During the years of the Cold War, western Europe enjoyed a comfortable "kidulthood", where the US took responsibility for security, dampening the age-old rivalries between its nations, and allowing economies to flourish. European countries may have lambasted the arrogance of Uncle Sam - but these were just teenage rebellions. Washington was there to ensure peace and security.
These days there is no threat of an invasion from Russia, and Washington wants to focus on the Asia-Pacific region. But instability is deepening along the southern shore of the Mediterranean, while civil war rages in Syria. All these will cause mass migrations and spread instability, for years and perhaps decades to come.

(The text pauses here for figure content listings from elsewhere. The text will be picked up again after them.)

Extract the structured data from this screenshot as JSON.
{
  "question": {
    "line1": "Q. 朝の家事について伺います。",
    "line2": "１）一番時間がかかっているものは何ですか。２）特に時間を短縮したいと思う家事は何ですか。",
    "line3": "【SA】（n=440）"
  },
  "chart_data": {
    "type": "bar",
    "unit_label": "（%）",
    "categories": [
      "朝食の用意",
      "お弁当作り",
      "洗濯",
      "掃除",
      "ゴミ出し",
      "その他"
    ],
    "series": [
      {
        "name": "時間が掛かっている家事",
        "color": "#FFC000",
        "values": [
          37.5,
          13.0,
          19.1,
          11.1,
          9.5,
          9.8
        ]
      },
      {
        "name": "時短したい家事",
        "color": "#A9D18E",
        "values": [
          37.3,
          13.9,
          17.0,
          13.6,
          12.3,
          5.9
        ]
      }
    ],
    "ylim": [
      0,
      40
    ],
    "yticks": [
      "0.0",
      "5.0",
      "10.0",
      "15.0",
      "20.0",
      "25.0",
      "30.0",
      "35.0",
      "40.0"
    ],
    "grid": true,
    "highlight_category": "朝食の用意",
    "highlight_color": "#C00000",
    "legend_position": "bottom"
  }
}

Britain and France are considered the only serious military powers in the European Union, but even they have seen their equipment and force numbers drastically reduced. The British defence cutbacks have become so severe - especially with soldiers still serving in Afghanistan - that the prime minister, David Cameron, is going to raid the overseas development budget to finance peacekeeping operations.
There is a simple answer as to who should take the lead in Europe, in defence and economic policy. Germany is the biggest and most successful country in the EU. Having kept wages under control, it has turned the rest of the euro zone into a lucrative market for its cars and machinery.
But Germany shows no sign of rising to the challenge. Pacifism is still the dominant mood in Germany, which sees no benefit in building up European military capacity. Far better to let the US take the strain. According to the German commentator Ulrich Speck, Chancellor Angela Merkel wants to keep the old order intact, despite the evident waning interest in the US towards Europe.
It is not easy for Germany. Nothing in its post-war history has prepared it for taking a leading role. Mrs Merkel is caricatured in Greece as Adolf Hitler for forcing an austerity-minded government on the Greeks. Silvio Berlusconi, the former Italian prime minister, is trying to make a comeback in next week's elections by branding the outgoing technocratic government as a tool of Germany and Mrs Merkel herself as an East German commissar determined to destroy the Italian way of life.
As for the German people, the mood seems to be that taking more responsibility will mean paying for the sybaritic lifestyles of southern European and they are not ready to do that.
While the threat of collapse of the euro zone has abated somewhat, there are pitfalls in view. What if Mr Berlusconi returns to power next week as prime minister, despite clear admonitions from the German government that he is an unacceptable choice? This seems unlikely at the moment, but the mere prospect is enough to unnerve markets.
What is clear is that something has to change. Either Germany ups its role - which is distasteful for many European countries and for which the Germans seem to have little ambition - or Washington addresses the security vacuum around Europe's southern and eastern periphery. Inevitably, European leaders will be pressing for the US president, Barack Obama, to make up his mind on Syria and show some leadership.
But the president has made abundantly clear that he is interested in creating jobs at home, not prolonging the decade of war. It will be an anguished time in Europe.